Occorrono «linee di intervento per il superamento della condizione di precarietà abitativa e igienico-sanitaria in cui versa un consistente numero di lavoratori extracomunitari», si legge. E più avanti: «Una tendopoli è stata dismessa, ma nell’altra, ancora operante, si registrano condizioni di degrado, anche sotto il profilo igienico-sanitario, nonché altre carenze». Infine: «La particolare situazione in cui versano gli immigrati presenti in quel territorio impone interventi non più procrastinabili al fine di garantire la fruizione di servizi essenziali agli immigrati e favorire una piena integrazione degli stessi».

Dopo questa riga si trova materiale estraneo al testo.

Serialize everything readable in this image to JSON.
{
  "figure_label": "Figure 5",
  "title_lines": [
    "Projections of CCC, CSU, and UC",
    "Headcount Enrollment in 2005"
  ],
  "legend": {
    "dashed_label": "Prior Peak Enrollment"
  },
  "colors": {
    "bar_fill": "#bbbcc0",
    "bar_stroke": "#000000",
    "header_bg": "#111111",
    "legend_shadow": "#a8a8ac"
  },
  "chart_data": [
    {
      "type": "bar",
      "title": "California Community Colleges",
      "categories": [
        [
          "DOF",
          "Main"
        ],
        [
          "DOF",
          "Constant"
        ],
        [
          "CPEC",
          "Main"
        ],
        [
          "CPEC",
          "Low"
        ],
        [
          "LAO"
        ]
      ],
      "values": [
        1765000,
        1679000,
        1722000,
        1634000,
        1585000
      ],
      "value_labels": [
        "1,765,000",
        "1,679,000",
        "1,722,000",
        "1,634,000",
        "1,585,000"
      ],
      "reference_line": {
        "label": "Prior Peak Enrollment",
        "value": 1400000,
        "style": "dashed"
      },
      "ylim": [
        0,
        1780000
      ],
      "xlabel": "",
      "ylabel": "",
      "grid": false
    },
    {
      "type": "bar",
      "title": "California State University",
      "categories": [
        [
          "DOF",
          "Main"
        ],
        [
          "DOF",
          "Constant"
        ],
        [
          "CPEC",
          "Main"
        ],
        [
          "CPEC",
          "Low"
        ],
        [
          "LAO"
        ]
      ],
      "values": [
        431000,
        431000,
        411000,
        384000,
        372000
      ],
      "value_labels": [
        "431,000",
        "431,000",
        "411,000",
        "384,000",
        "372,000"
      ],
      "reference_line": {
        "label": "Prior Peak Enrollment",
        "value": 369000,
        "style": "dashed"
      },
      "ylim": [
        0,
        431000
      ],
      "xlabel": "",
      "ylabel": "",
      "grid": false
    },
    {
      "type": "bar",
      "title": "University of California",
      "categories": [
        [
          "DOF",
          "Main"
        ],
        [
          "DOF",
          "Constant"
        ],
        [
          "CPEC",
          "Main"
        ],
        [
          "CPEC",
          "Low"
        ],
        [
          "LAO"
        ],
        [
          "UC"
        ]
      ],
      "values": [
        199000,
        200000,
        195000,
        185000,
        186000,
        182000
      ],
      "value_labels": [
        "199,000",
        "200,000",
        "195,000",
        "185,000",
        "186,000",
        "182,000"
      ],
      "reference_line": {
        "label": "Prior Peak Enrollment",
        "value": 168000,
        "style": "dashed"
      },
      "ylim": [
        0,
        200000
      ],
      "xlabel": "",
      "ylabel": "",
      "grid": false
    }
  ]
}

Di qui la decisione di«assicurare, nell’immediato, la riconduzione di San Ferdinando a condizioni di maggiore vivibilità e sicurezza, mediante interventi di bonifica, sostituzione delle tende e degli apparati deteriorati»; e successivamente, «smantellare l’attendamento, mediante l’individuazione e celere realizzazione di politiche attive di accoglienza e integrazione nel tessuto sociale e locale». Tradotto dal burocratese, significa che i rifugiati non possono più vivere negli accampamenti, che devono scomparire, perché hanno diritto all’accoglienza in case normali. Ma siamo ancora alla prima fase dell’intervento: per trovare le abitazioni servono soldi (che non bastano mai) e scelte politiche non facili da parte di Regione e Comuni.
Nella Piana la presenza dei «neri» è una miscela che di tanto in tanto esplode, e per gli amministratori locali risulta complicato e scomodo, occuparsene. Nel 2010 ci fu la rivolta dei migranti, seguita a ripetuti episodi di aggressioni e violenze nei loro confronti, che a sua volta scatenò la contro-rivolta dei locali (esasperati anch’essi da una condizione sociale non certo invidiabile), con venature razziste e sospette infiltrazione mafiose. Il risultato fu lo sgombero delle ex fabbriche in cui i rifugiati erano costretti a vivere in condizioni non troppo differenti da quelle degli animali nelle stalle. Si passò alle tendopoli, ma a San Ferdinando, nel 2013, il sindaco ne ordinò la rimozione. Dopo pochi mesi il governo nazionale rimosse lui, arrestato per concorso con la ‘ndrangheta: il Comune fu sciolto per mafia ed è tuttora commissariato. Gli extracomunitari sottopagati per raccogliere arance hanno cambiato accampamenti, ma senza che la situazione migliorasse di molto. Al punto da far scrivere, nel rapporto Medu, che «di stagione in stagione sembra consolidarsi una vera e propria sospensione della dignità e dei diritti per i lavoratori immigrati, radicata in un contesto dove tutta la popolazione deve ancora troppo spesso subire la pervasiva e capillare presenza della criminalità organizzata, a cui si associano gli effetti perversi della malapolitica e del sottosviluppo economico».